Hence his statement on March 30, announcing the formal start of the month-long election campaign: “I come from an ordinary middle-class family in an ordinary town and I know where I come from, and I will never forget the values ‘doing the right thing, doing your duty, taking responsibility, working hard’ that is what my parents instilled in me.” This election message had a double meaning because it was meant to also deliberately highlight how Brown was different from the elitist Eton and Oxford background of Conservative leader David Cameron.
For his part Cameron, 43,  has fought back against Labour’s attempts to project him as a posh snob, interested only in the plums of office for himself and like-minded cronies.
“Let’s win this election for the good of the country that we love,” he declared this week, emphasizing that a vote for the Conservatives was a vote for change. “Let’s fight for what we believe in. Let’s take the case to the people of this country, about hope, optimism and change.”

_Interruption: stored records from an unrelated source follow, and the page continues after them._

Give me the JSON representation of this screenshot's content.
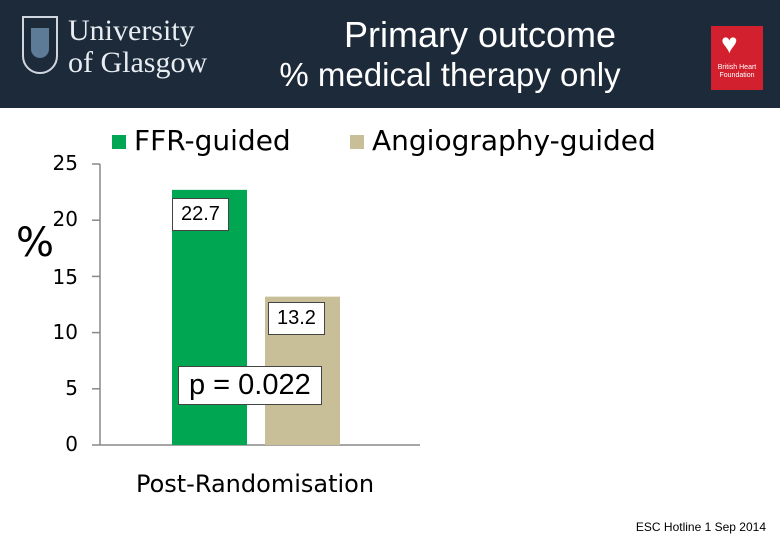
{
  "header": {
    "title": "Primary outcome",
    "subtitle": "% medical therapy only",
    "logo_line1": "University",
    "logo_line2": "of Glasgow",
    "partner_logo_text": "British Heart Foundation"
  },
  "footer": "ESC Hotline 1 Sep 2014",
  "colors": {
    "header_bg": "#1d2a3a",
    "ffr": "#00a651",
    "angio": "#c8bf98"
  },
  "chart_data": {
    "type": "bar",
    "title": "",
    "xlabel": "Post-Randomisation",
    "ylabel": "%",
    "ylim": [
      0,
      25
    ],
    "yticks": [
      0,
      5,
      10,
      15,
      20,
      25
    ],
    "categories": [
      "Post-Randomisation"
    ],
    "series": [
      {
        "name": "FFR-guided",
        "values": [
          22.7
        ],
        "label": "22.7"
      },
      {
        "name": "Angiography-guided",
        "values": [
          13.2
        ],
        "label": "13.2"
      }
    ],
    "legend": "top",
    "grid": false,
    "annotation": "p = 0.022"
  }
}
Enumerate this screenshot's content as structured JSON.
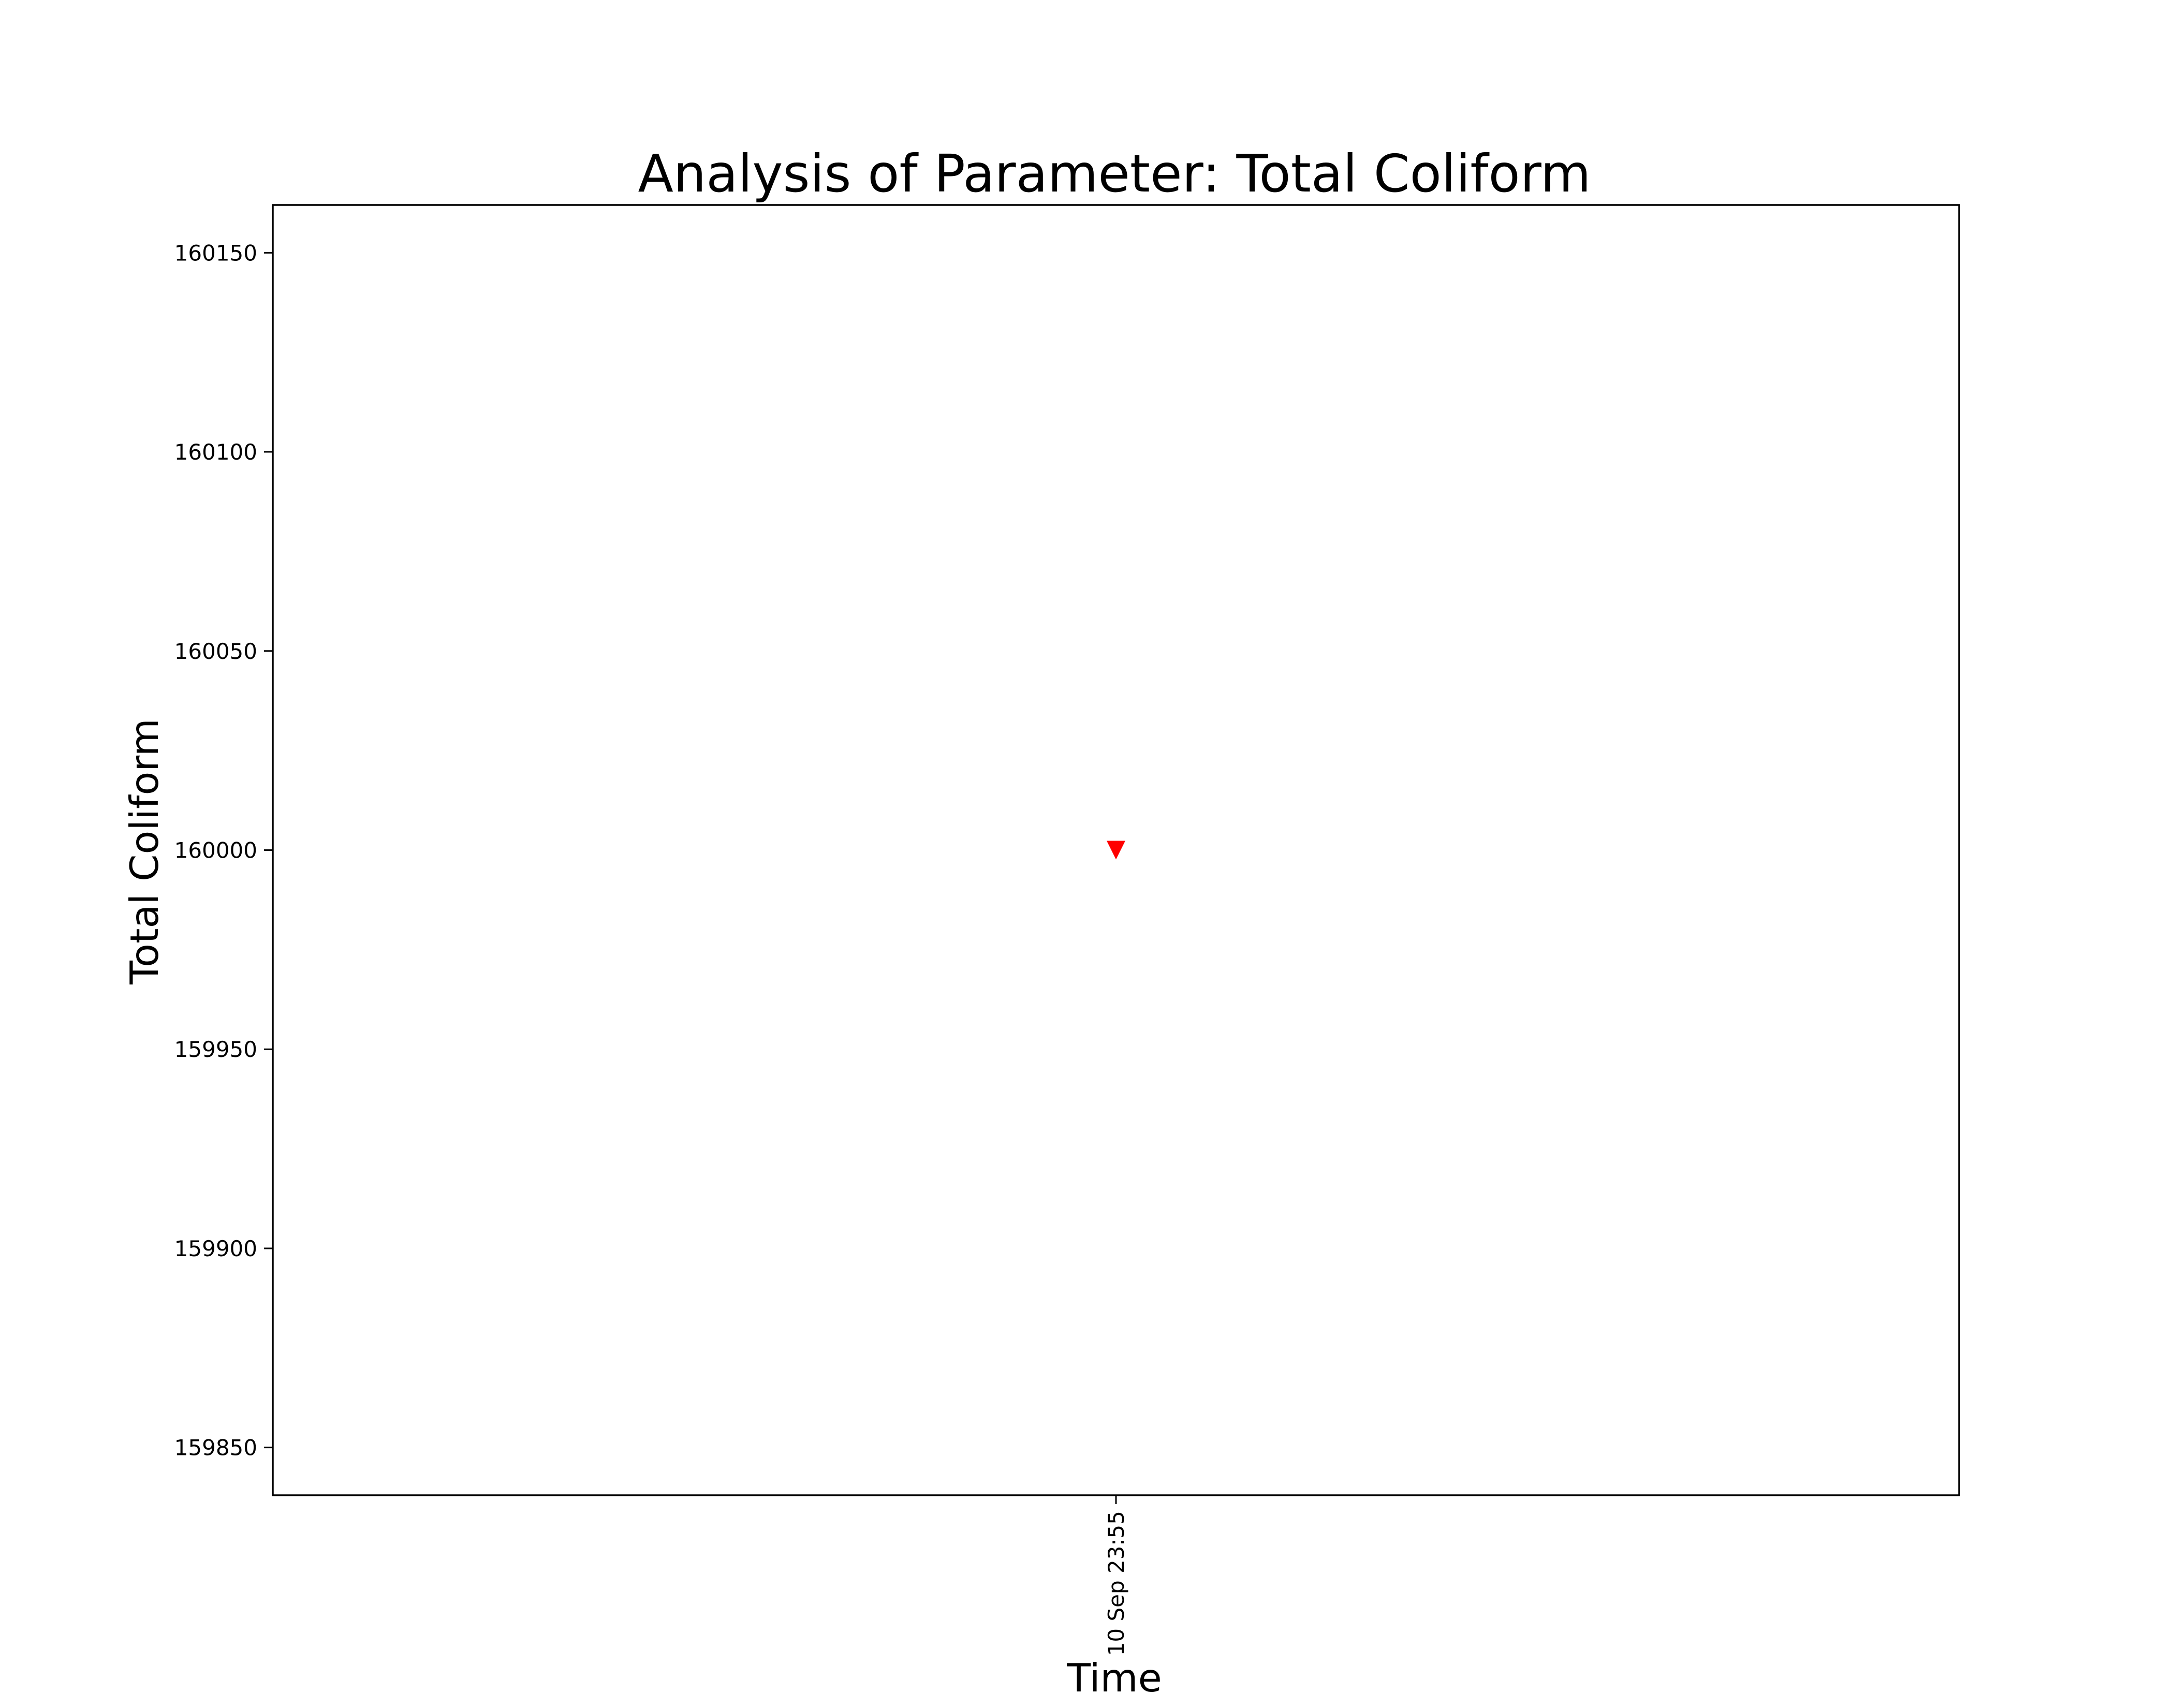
{
  "chart_data": {
    "type": "scatter",
    "title": "Analysis of Parameter: Total Coliform",
    "xlabel": "Time",
    "ylabel": "Total Coliform",
    "x_ticks": [
      "10 Sep 23:55"
    ],
    "y_ticks": [
      159850,
      159900,
      159950,
      160000,
      160050,
      160100,
      160150
    ],
    "ylim": [
      159838,
      160162
    ],
    "grid": false,
    "marker": "triangle-down",
    "series": [
      {
        "color": "#ff0000",
        "points": [
          {
            "x": "10 Sep 23:55",
            "y": 160000
          }
        ]
      }
    ]
  }
}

Until last year, Cameron was seen as somewhat aloof, even distant. But the loss last February of his handicapped son, Ivan, touched the heart strings of the British public and his ratings shot up. He has also been helped by the way his wife, Samantha, has galvanized herself to campaign for her husband, just as Brown’s wife, Sarah, has repeatedly come out in the public to stand by her husband’s side.

From India’s perspective, the British general election is important because it comes at a time when Delhi’s relations with Washington appear to be cooler than before. President Barack Obama is seen as being uncomfortably close to Pakistan and much too accommodating to Islama-bad’s world view of the so-called threat to its interests allegedly posed by India.

Britain under a Labour government, however, has been pro-India. Whether for ideological reasons, or because Labour politicians see India as a rising economic star that could and will be good for the UK, London has been on Delhi’s side.

In statement after statement, including the issue of India joining the United Nations Security Council as a permanent member, the British government has been batting for India.

UK foreign policy, where India is concerned, is not likely to change if the Conservatives win. But from India’s point of view, Brown is at least a known entity, even though his Foreign Secretary, David Milliband, scored a black mark by addressing senior Indian politicians by their first names. (“Hi Pranab” being just one example).

The Conservatives could still win brownie points with Delhi in one respect. Under Brown, the UK government policy on travel and visas  for India has become stricter and much more expensive. The election may be a month away, but Cameron could do himself a power of good with his NRI constituents and New Delhi by promising to relax the rules for entry visas.